Search code examples
huggingface-transformersbert-language-modelword-embedding

BERT without positional embeddings


I am trying to build a pipeline in HuggingFace which will not use the positional embeddings in BERT, in order to study the role of the embeddings for a particular use case. I have looked through the documentation and the code, but I have not been able to find a way to implement a model like that. Will I need to modify BERT source code, or is there a configuration I can fiddle around with?


Solution

  • You can do a workaround by setting the position embedding layer to zeros.
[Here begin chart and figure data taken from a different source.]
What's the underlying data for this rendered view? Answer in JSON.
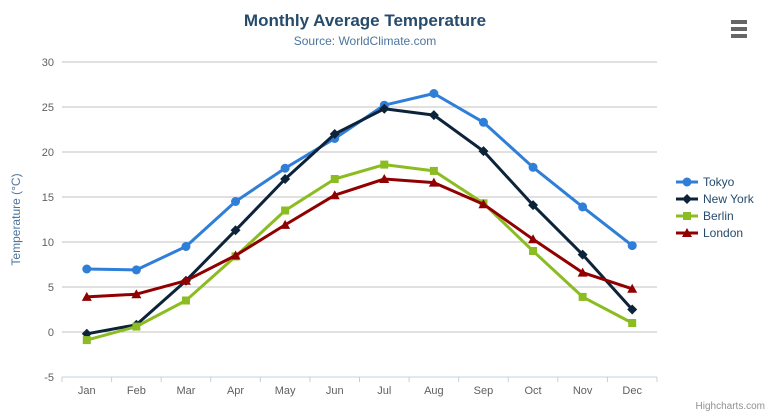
{
  "chart_data": {
    "type": "line",
    "title": "Monthly Average Temperature",
    "subtitle": "Source: WorldClimate.com",
    "categories": [
      "Jan",
      "Feb",
      "Mar",
      "Apr",
      "May",
      "Jun",
      "Jul",
      "Aug",
      "Sep",
      "Oct",
      "Nov",
      "Dec"
    ],
    "yaxis": {
      "title": "Temperature (°C)",
      "min": -5,
      "max": 30,
      "tick_interval": 5,
      "tick_labels": [
        "-5",
        "0",
        "5",
        "10",
        "15",
        "20",
        "25",
        "30"
      ]
    },
    "grid": true,
    "legend_position": "right",
    "series": [
      {
        "name": "Tokyo",
        "color": "#2f7ed8",
        "marker": "circle",
        "values": [
          7.0,
          6.9,
          9.5,
          14.5,
          18.2,
          21.5,
          25.2,
          26.5,
          23.3,
          18.3,
          13.9,
          9.6
        ]
      },
      {
        "name": "New York",
        "color": "#0d233a",
        "marker": "diamond",
        "values": [
          -0.2,
          0.8,
          5.7,
          11.3,
          17.0,
          22.0,
          24.8,
          24.1,
          20.1,
          14.1,
          8.6,
          2.5
        ]
      },
      {
        "name": "Berlin",
        "color": "#8bbc21",
        "marker": "square",
        "values": [
          -0.9,
          0.6,
          3.5,
          8.4,
          13.5,
          17.0,
          18.6,
          17.9,
          14.3,
          9.0,
          3.9,
          1.0
        ]
      },
      {
        "name": "London",
        "color": "#910000",
        "marker": "triangle",
        "values": [
          3.9,
          4.2,
          5.7,
          8.5,
          11.9,
          15.2,
          17.0,
          16.6,
          14.2,
          10.3,
          6.6,
          4.8
        ]
      }
    ]
  },
  "credits": {
    "text": "Highcharts.com"
  },
  "colors": {
    "title_text": "#274b6d",
    "subtitle_text": "#4d759e",
    "axis_label_text": "#606060",
    "gridline": "#c0c0c0",
    "axis_line": "#c0d0e0",
    "export_icon": "#666666"
  }
}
When you check, the embeddings part of BERT, you can see that the position embeddings are there as a separate PyTorch module:

    from transformers import AutoModel
    bert = AutoModel.from_pretrained("bert-base-cased")
    print(bert.embeddings)
    
    BertEmbeddings(
      (word_embeddings): Embedding(28996, 768, padding_idx=0)
      (position_embeddings): Embedding(512, 768)
      (token_type_embeddings): Embedding(2, 768)
      (LayerNorm): LayerNorm((768,), eps=1e-12, elementwise_affine=True)
      (dropout): Dropout(p=0.1, inplace=False)
    )
    

    You can assign the position embedding parameters whatever value you want, including zeros, which will effectively disable the position embeddings:

    bert.embeddings.position_embeddings.weight.data = torch.zeros((512, 768))
    

    If you plan to fine-tune the modified model, make sure the zeroed parameters do not get updated by setting:

    bert.embeddings.position_embeddings.requires_grad_ = False
    

    This sort of bypassing the position embeddings might work well when you train a model from scratch. When you work with a pre-trained model, such removal of some parameters might confuse the models quite a bit, so more fine-tuning data might be needed. In this case, there might be better strategies on how to replace the position embeddings, e.g., using the average value for all positions.